Caring for Your Food
Raising Pigs for Food Requires Love
By William Craig
For the Valley News
Nurture. Cherish. Kill. Eat.
You got a problem with that?
If so, don't read Living With Pigs: Everything You Need to Know to Raise Your Own Porkers.
Or, better yet, do. Squeamish meat-eaters probably need this insightful and informative guide to making bacon even more than eat-your-own enthusiasts, who will find it indispensable.
If you eat meat, but don't like to think about where it comes from, this is a good time to open your mind. Recent bestsellers including Michael Pollan's The Omnivore's Dilemma, will inform you of the impact that your I-don't-wanna-know choices are having on the economy, the environment and your own precious well-being. But, while global-peril arguments are powerful persuaders, there are other ways to find out where you stand on the realities of living con carne. Take a break from the dismal, big-picture stats and have some fun reading Living With Pigs.
In delightfully clear prose, Hartford resident Chuck Wooster gives you all the facts you need to imagine yourself a back-acre pig farmer. Breeds, fencing, feed, butchering: it's all here, everything you'll want to know before you get started and once you get going. Where would you purchase piglets? How much should you pay? What kind of a pen would you build them, and how big? What do they eat, and for how many months, before the eaters become the eaten?
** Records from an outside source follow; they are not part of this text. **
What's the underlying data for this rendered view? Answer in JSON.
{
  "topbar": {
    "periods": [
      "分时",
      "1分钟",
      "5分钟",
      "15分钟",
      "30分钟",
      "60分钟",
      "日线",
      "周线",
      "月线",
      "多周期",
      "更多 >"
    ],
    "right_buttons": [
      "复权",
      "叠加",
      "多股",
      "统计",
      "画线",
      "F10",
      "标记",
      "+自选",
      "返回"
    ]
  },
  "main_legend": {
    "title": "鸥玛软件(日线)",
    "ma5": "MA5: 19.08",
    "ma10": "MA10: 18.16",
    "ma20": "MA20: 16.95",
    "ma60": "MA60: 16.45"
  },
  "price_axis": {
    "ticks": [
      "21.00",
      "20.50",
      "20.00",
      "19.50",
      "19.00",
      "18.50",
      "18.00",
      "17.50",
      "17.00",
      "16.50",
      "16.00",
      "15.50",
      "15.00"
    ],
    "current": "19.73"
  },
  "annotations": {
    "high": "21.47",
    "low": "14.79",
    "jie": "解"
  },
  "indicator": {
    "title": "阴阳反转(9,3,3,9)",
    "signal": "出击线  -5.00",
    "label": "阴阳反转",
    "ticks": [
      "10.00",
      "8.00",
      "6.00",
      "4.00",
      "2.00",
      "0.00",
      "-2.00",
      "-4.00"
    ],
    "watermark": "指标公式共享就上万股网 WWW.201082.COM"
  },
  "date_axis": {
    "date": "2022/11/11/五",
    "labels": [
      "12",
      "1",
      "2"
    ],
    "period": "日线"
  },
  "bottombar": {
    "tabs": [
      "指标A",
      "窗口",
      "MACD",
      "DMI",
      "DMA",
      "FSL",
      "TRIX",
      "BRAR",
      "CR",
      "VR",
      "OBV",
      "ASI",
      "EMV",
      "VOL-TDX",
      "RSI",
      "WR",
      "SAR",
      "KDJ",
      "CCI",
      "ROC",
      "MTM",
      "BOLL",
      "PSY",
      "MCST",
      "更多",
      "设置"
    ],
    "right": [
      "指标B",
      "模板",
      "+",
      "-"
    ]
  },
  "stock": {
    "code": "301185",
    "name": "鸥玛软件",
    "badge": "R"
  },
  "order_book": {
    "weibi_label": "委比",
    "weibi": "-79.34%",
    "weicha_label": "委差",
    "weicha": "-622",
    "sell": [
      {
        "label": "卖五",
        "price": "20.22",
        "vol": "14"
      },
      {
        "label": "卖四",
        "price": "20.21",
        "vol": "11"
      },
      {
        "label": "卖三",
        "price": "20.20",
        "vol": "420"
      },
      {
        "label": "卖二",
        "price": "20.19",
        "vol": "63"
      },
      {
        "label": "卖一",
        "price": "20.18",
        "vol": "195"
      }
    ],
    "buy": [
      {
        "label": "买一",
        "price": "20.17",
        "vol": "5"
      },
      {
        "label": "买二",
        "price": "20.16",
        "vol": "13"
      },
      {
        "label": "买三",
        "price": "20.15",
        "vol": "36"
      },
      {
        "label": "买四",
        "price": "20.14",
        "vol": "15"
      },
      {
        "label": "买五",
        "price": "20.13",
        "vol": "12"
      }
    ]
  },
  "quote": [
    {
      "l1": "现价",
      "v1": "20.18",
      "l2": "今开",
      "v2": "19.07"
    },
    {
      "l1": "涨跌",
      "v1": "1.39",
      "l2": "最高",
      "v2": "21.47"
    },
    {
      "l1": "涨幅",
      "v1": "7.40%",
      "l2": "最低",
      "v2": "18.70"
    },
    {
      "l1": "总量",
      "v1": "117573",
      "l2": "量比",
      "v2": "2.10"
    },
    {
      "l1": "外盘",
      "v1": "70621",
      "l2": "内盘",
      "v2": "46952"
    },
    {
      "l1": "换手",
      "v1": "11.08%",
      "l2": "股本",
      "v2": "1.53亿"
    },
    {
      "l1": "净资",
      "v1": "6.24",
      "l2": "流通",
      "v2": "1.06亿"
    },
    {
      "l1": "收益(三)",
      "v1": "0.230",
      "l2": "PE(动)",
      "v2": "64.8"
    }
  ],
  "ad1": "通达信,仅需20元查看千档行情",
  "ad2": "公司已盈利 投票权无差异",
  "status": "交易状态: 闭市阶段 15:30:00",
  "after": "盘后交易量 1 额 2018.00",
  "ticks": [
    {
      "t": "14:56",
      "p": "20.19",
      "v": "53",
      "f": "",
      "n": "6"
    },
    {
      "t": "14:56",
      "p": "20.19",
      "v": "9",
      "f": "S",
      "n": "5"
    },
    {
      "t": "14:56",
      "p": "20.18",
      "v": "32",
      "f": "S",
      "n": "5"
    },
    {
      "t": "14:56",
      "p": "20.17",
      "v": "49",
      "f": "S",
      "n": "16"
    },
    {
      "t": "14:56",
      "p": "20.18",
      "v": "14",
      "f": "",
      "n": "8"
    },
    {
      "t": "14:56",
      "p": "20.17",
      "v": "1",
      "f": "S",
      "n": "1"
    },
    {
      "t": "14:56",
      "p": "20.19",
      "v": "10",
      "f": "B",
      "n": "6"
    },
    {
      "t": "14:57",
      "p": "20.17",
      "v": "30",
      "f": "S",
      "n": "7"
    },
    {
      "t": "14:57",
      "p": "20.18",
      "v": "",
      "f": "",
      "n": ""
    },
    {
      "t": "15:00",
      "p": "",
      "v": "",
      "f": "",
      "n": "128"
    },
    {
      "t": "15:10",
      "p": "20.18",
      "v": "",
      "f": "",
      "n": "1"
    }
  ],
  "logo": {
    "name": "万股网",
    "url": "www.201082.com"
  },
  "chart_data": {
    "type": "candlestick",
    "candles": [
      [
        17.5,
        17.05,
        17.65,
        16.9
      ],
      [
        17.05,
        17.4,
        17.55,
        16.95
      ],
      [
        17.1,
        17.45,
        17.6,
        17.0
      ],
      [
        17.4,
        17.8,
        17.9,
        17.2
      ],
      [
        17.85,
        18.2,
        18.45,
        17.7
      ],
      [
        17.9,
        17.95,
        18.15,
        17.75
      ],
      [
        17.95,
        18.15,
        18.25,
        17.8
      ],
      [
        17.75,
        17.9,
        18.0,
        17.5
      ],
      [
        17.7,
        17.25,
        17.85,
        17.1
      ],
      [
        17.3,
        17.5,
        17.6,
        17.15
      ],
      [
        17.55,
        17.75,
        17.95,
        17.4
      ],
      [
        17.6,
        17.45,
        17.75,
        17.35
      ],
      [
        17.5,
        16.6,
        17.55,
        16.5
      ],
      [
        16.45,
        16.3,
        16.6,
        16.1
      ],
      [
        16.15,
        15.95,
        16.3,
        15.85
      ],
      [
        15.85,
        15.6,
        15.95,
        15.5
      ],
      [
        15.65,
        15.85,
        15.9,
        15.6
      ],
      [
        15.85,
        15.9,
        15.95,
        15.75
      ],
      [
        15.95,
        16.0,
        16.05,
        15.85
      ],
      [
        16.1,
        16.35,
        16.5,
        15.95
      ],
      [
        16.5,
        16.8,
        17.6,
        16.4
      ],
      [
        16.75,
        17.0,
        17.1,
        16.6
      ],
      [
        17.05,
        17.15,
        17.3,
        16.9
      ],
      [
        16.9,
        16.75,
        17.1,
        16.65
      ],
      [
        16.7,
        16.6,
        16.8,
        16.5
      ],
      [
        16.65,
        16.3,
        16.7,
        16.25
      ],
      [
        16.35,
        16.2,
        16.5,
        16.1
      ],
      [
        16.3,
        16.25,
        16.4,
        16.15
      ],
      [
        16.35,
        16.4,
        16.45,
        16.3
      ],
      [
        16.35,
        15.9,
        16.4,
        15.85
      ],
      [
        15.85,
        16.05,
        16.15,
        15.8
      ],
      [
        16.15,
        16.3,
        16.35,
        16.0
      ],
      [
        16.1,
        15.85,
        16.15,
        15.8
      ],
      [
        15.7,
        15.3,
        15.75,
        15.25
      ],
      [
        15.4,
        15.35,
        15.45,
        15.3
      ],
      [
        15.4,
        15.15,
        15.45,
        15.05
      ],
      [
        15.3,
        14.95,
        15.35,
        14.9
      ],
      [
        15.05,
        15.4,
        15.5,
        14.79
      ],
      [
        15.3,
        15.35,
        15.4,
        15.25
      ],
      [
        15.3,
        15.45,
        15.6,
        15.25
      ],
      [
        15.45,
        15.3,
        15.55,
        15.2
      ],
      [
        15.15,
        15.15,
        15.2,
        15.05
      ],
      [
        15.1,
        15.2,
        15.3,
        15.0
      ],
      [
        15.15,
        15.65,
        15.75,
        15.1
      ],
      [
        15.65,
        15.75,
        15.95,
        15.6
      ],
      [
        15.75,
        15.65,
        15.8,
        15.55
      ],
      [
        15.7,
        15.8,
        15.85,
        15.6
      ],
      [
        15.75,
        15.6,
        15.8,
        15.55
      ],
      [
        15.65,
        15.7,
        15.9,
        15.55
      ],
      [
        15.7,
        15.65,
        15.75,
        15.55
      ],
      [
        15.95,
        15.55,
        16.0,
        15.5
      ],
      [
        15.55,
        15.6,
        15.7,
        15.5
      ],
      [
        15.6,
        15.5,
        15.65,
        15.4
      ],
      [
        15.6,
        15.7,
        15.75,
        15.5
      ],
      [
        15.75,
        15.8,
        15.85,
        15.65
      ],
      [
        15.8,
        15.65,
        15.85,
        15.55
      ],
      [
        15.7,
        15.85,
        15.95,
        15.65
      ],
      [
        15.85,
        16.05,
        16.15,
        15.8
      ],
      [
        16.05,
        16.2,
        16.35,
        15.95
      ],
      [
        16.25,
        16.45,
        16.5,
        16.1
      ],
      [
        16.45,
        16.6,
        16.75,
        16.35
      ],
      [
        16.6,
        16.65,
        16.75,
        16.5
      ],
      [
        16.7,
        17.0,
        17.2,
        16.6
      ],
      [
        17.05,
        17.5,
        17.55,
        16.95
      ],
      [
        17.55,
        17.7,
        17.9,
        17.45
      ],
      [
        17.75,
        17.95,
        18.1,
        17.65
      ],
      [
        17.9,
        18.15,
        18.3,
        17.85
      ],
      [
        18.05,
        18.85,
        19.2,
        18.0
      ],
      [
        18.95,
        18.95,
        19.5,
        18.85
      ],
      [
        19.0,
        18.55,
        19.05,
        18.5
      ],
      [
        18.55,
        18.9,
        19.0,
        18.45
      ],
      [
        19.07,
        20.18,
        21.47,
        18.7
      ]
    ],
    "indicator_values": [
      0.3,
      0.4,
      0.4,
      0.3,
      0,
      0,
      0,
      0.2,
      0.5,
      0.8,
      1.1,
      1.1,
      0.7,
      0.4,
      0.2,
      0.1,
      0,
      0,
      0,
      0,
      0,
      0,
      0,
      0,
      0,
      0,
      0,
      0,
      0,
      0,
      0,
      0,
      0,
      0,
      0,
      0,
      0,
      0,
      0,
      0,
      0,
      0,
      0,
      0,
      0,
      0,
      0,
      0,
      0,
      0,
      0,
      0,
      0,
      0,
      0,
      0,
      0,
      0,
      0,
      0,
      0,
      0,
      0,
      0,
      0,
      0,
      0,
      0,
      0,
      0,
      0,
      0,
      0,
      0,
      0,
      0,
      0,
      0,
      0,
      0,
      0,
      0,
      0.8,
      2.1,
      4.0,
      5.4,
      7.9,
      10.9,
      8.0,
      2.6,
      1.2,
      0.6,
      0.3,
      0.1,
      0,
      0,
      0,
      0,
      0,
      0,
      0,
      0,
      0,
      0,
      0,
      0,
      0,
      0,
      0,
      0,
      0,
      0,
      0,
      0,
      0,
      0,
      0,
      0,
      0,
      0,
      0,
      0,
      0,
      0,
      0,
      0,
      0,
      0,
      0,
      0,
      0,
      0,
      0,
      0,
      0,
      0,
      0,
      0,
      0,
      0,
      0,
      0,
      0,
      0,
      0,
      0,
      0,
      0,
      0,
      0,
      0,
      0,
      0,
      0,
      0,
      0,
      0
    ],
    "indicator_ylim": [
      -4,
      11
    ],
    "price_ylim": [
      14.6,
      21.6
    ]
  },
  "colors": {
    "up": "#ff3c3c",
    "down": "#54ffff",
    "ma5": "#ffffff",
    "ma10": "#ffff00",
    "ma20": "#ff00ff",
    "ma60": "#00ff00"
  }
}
Yes, eaten. Although Living With Pigs is decidedly aimed at the hobby farmer, Wooster keeps the message on the mission: good food. Hobby or small-scale farming is still farming; these pigs aren't pets. They're humanely raised to be humanely slaughtered, their wholesome flesh feeding farmers, friends and the market at a price point that is both profitable and affordable.
And there's nothing grim about that. Or about any of it, really. In fact, Wooster makes clear that one of the chief reasons to consider raising pigs — as opposed to cows, chickens or trout — is that pigs are smart, social, driven by guileless gluttony — and flat-out, pratfall funny. Especially piglets. The little ones, he explains, have a habit of rocketing around in play and "suddenly freezing in place as a group, stock-still, all eyes on you ... It's like walking into a basement, flicking on the light, and finding a bunch of teenagers all staring at you, having just whipped the beer bottles behind their backs and managing to look both innocent and guilty at the same time."
As they grow, porkers project unique personalities, and Wooster advises the wise farmer to forge a strong relationship with each animal, reinforcing the idea that people bring good food and great back scratching — all of which makes it a lot easier to get a 250-pound sow to go along with your request to get back in the pen or, at the end of its days, hold still for a coup de grace.
And we're back to slaughter again. Nowhere in this practically eloquent book does Wooster write more feelingly than in his chapter on "Slaughter Day." In a passage on "Emotional Preparation," he identifies the responsibility and rewards that make raising one's own meat ethically profound. His first slaughter, he writes, yielded an unexpected emotion: pride.
"It wasn't just the pride of a job well done, though I certainly felt some of that. It was the pride of tackling a job that most people find too horrifying to even consider, let alone discuss in polite company, and discovering that it wasn't so bad after all. Discovering, in fact, that it was a job full of richness and meaning, wonder and learning."
That's right. Raising up your own food, providing a good — even a loving — life for animals you then dispatch, dismember and devour, puts you in touch with truths we have long avoided. Anyone who has ever cleaned a trout and marveled at the astonishing works therein knows that we have much to learn from the wonders of anatomy. Slaughtering pig is the same lesson writ more bold. Seeing how intricately each organ folds into the others, understanding that the absolute interconnectedness of our insides mirrors the interdependence of every system on the planet, it's easy to hope that a rediscovery of home-grown food could curb our environmental arrogance.
And if philosophy weren't sufficient reward, there's always pleasure. How good is the pork you raise yourself? Wooster writes of a dear friend, a strict vegetarian, who finally dares to try the home-raised ham everyone is raving about. "Skeptically at first, but then with gathering speed, she finished the slice and asked for a second.
"'But aren't you a vegetarian?' I inquired later.
" 'As far as I'm concerned,' she replied, 'that wasn't meat.'"
As indeed it was not, if meat is defined by industrial agribiz. But it'll be a better day when "meat" means home-grown or small-farm, and the stuff you get from fast-food windows or box store freezers has to be called something else.